At an animal refuge in Tuttle,. OK, Februrary 2007
   Carrying her in pregnancy was easy and comfortable, and carrying her as an infant was just delicious.  She loved to cuddle then as much as she does now.
   She greatly prefers sour candy to chocolate and delights in challenging family members to see how much sour they can tolerate.

   Given a choice, she’ll always pick bowtie pasta over spaghetti noodles and marinara sauce over alfredo.

    She loves long showers and can often be heard singing in them.

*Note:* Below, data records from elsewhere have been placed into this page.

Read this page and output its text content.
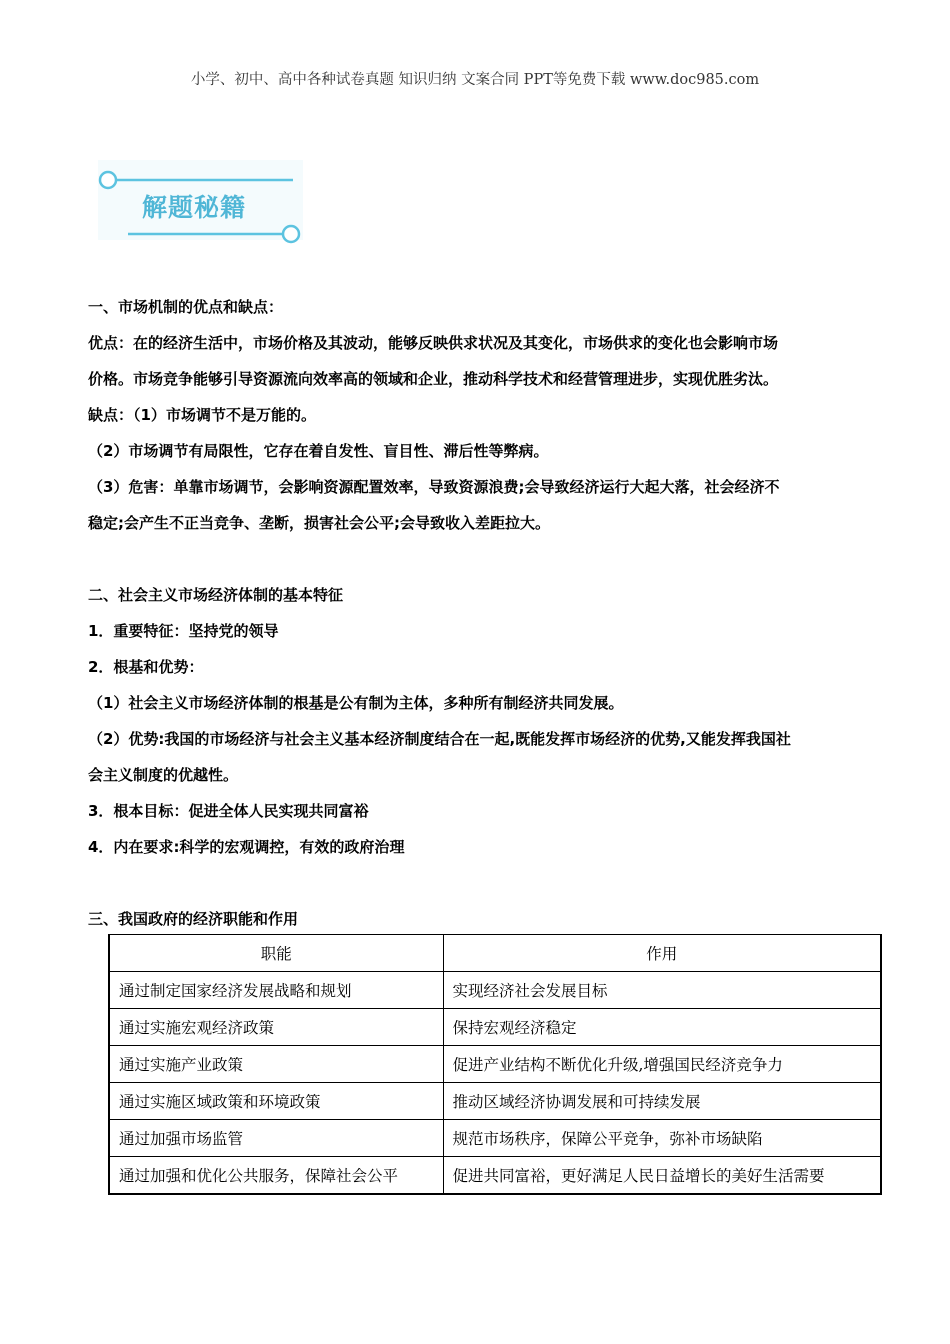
小学、初中、高中各种试卷真题 知识归纳 文案合同 PPT等免费下载 www.doc985.com
解题秘籍
一、市场机制的优点和缺点：
优点：在的经济生活中，市场价格及其波动，能够反映供求状况及其变化，市场供求的变化也会影响市场
价格。市场竞争能够引导资源流向效率高的领域和企业，推动科学技术和经营管理进步，实现优胜劣汰。
缺点：（1）市场调节不是万能的。
（2）市场调节有局限性，它存在着自发性、盲目性、滞后性等弊病。
（3）危害：单靠市场调节，会影响资源配置效率，导致资源浪费;会导致经济运行大起大落，社会经济不
稳定;会产生不正当竞争、垄断，损害社会公平;会导致收入差距拉大。
二、社会主义市场经济体制的基本特征
1．重要特征：坚持党的领导
2．根基和优势：
（1）社会主义市场经济体制的根基是公有制为主体，多种所有制经济共同发展。
（2）优势:我国的市场经济与社会主义基本经济制度结合在一起,既能发挥市场经济的优势,又能发挥我国社
会主义制度的优越性。
3．根本目标：促进全体人民实现共同富裕
4．内在要求:科学的宏观调控，有效的政府治理
三、我国政府的经济职能和作用
职能	作用
通过制定国家经济发展战略和规划	实现经济社会发展目标
通过实施宏观经济政策	保持宏观经济稳定
通过实施产业政策	促进产业结构不断优化升级,增强国民经济竞争力
通过实施区域政策和环境政策	推动区域经济协调发展和可持续发展
通过加强市场监管	规范市场秩序，保障公平竞争，弥补市场缺陷
通过加强和优化公共服务，保障社会公平	促进共同富裕，更好满足人民日益增长的美好生活需要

   She is a talented writer and voracious reader, despite some difficulty getting started in the reading department years ago.  There is no adult in my life whose conversation about books I prefer to hers.  She is insightful and sensitive far beyond her fourteen years.

   For most of those fourteen years, orange has been her favorite color.

 

Spreading her very happy eagle wings at Martin Nature Park, OKC, eight 1/2 years old

   She laughs musically.  And regarding smiles that light up a room, there is no comparison to hers.

   She can COOK.  I mean, not just pretend to cook like some kids, which is adorable, this girl can COOK.  She is trustworthy in the kitchen and a true asset to the family meal.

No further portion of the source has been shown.